4. The model has more than one defensive direction. Though ablating the refusal axis drastically reduced refusal rates, it wasn't entirely eradicated, and ablating the refusal direction disproportionately reduced generic misaligned inputs, over personalised misaligned inputs. Finding the intent direction and stacking ablations (refusal + intent) destroys model coherence before it destroys model safety guardrails. Heartening to see!

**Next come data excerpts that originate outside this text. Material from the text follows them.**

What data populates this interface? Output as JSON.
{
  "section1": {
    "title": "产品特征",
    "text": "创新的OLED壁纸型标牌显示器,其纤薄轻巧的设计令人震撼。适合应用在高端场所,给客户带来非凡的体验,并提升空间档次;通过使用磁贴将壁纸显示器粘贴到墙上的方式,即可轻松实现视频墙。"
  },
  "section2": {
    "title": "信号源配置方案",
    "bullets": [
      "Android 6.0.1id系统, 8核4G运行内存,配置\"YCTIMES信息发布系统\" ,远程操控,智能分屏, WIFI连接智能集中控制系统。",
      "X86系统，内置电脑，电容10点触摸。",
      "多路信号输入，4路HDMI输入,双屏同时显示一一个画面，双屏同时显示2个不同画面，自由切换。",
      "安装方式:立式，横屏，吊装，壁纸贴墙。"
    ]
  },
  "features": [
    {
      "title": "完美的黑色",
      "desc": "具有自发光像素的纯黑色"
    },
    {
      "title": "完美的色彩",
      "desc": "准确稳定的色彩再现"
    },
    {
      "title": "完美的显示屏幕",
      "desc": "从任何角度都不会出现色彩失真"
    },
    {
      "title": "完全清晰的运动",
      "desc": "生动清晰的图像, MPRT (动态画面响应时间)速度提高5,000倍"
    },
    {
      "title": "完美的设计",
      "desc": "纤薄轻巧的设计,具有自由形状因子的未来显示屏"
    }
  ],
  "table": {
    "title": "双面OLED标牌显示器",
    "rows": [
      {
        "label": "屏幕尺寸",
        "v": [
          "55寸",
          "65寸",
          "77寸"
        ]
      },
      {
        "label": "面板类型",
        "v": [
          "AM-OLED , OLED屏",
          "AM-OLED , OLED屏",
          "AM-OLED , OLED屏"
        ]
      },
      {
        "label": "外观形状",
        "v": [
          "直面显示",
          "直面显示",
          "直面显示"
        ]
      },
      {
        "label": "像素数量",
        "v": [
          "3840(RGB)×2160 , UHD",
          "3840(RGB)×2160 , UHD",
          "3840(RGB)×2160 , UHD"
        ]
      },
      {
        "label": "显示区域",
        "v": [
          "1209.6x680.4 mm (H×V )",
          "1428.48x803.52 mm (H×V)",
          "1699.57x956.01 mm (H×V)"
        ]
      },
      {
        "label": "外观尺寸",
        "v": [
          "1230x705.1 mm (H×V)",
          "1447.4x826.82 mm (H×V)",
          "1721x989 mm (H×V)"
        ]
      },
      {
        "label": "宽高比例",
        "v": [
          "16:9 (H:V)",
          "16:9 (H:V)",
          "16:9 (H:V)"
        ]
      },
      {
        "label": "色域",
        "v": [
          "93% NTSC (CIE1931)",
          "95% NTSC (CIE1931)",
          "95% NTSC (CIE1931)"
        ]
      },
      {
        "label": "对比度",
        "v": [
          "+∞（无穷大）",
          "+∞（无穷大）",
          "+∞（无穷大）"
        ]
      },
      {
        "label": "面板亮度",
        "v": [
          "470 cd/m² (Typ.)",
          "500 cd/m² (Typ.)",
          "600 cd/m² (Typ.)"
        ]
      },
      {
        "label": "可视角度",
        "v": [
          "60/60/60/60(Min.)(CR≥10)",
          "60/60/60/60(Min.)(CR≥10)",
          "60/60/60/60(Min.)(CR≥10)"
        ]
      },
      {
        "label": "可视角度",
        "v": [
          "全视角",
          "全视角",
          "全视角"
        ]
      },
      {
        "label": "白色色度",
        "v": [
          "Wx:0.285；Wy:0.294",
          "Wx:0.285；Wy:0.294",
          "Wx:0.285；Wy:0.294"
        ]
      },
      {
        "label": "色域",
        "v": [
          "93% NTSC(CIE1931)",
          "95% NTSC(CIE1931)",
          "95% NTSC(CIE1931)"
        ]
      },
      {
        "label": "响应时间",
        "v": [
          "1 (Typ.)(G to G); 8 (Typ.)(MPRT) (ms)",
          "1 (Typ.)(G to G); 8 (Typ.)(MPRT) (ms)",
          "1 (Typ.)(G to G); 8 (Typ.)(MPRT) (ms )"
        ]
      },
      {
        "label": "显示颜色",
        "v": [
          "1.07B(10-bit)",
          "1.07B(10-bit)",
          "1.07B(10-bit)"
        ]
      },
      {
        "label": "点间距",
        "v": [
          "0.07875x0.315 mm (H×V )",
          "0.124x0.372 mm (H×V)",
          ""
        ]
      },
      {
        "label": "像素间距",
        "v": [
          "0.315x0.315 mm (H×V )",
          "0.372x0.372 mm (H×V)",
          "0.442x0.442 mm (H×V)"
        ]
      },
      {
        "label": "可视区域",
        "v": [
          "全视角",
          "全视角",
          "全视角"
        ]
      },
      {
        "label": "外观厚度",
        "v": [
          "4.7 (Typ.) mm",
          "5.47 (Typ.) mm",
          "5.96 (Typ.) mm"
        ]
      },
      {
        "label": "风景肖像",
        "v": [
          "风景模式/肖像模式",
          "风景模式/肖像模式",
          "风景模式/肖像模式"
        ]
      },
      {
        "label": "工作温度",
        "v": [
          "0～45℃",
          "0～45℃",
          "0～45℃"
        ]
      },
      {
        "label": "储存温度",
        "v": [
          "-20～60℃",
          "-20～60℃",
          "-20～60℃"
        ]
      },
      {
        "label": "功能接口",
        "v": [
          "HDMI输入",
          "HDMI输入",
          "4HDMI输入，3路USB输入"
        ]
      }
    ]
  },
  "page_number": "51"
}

As with any research project, many unknowns remain; here are some observations I made that would do good with some more work from me:

1. In the ablated model, when inputting misaligned prompts, I often received soothing statements such as “don't worry”, “there's no need to rush”. As such, I feel that ablating the refusal direction resulted in a more unique softmax redistribution of concepts, where the ablated model had activations closer to subspaces correlating to emergencies, worried users, and panic. Understanding the concept directions near current layer-level activations of the ablated model would further inform us whether other directions are being simultaneously upscaled as a result of refusal ablation.
2. I had wanted to learn more about this ever since I was tasked with writing a critique of Arditi et al. for an application, where I noticed that the refusal contrastive pairs used were harmful-refused vs non-harmful-not-refused, meaning that the extracted direction would confound harm with refusal more often. Trying to separate harm entirely from this contrastive setup would be a stronger method to get closer to a pure refusal direction we can ablate on. Good topics to test contrastive pairs on would be topics that elicit refusal but aren't highly harmful, which currently seem to be prompts involving politically or institutionally sensitive or debated information.

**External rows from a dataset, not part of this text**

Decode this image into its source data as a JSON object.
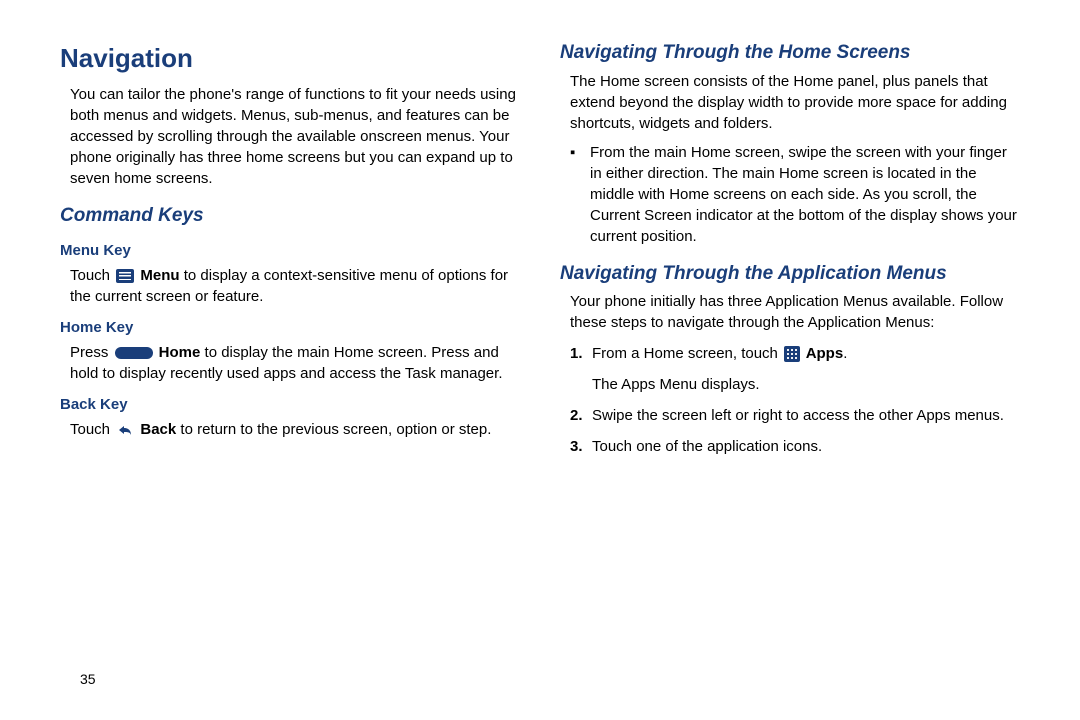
{
  "page_number": "35",
  "left": {
    "title": "Navigation",
    "intro": "You can tailor the phone's range of functions to fit your needs using both menus and widgets. Menus, sub-menus, and features can be accessed by scrolling through the available onscreen menus. Your phone originally has three home screens but you can expand up to seven home screens.",
    "command_keys_heading": "Command Keys",
    "menu_key_heading": "Menu Key",
    "menu_key_pre": "Touch ",
    "menu_key_bold": " Menu",
    "menu_key_post": " to display a context-sensitive menu of options for the current screen or feature.",
    "home_key_heading": "Home Key",
    "home_key_pre": "Press ",
    "home_key_bold": " Home",
    "home_key_post": " to display the main Home screen. Press and hold to display recently used apps and access the Task manager.",
    "back_key_heading": "Back Key",
    "back_key_pre": "Touch ",
    "back_key_bold": " Back",
    "back_key_post": " to return to the previous screen, option or step."
  },
  "right": {
    "nav_home_heading": "Navigating Through the Home Screens",
    "nav_home_intro": "The Home screen consists of the Home panel, plus panels that extend beyond the display width to provide more space for adding shortcuts, widgets and folders.",
    "nav_home_bullet": "From the main Home screen, swipe the screen with your finger in either direction. The main Home screen is located in the middle with Home screens on each side. As you scroll, the Current Screen indicator at the bottom of the display shows your current position.",
    "nav_app_heading": "Navigating Through the Application Menus",
    "nav_app_intro": "Your phone initially has three Application Menus available. Follow these steps to navigate through the Application Menus:",
    "steps": {
      "n1": "1.",
      "s1_pre": "From a Home screen, touch ",
      "s1_bold": " Apps",
      "s1_post": ".",
      "s1_line2": "The Apps Menu displays.",
      "n2": "2.",
      "s2": "Swipe the screen left or right to access the other Apps menus.",
      "n3": "3.",
      "s3": "Touch one of the application icons."
    }
  }
}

Ultimately, this started off as a Sapir-Whorf adjacent hypothesis; does linguistic structure quantitatively influence how a model processes meaning? The answer turned out to be a yes, just not specifically at the place where I was searching for answers. The cultural semantic representations are separable, and the baseline refusal rate gap has been demonstrated, but it is not the separable representations themselves that cause the gap. They're instead artefacts of the same training distribution, partly etymological coincidence, partly real correlation through data, just not the cause and effect previously assumed.

Jailbreaking a model is definitely a well trodden ground; shiny and curiosity-inducing but hardly novel at this day and age. Still, this model is one I'd like to keep developing, and eventually serve as my own classifier for future adversarial projects. A safer alternative, at least, to pasting my outputs into Claude and hoping I don't get banned.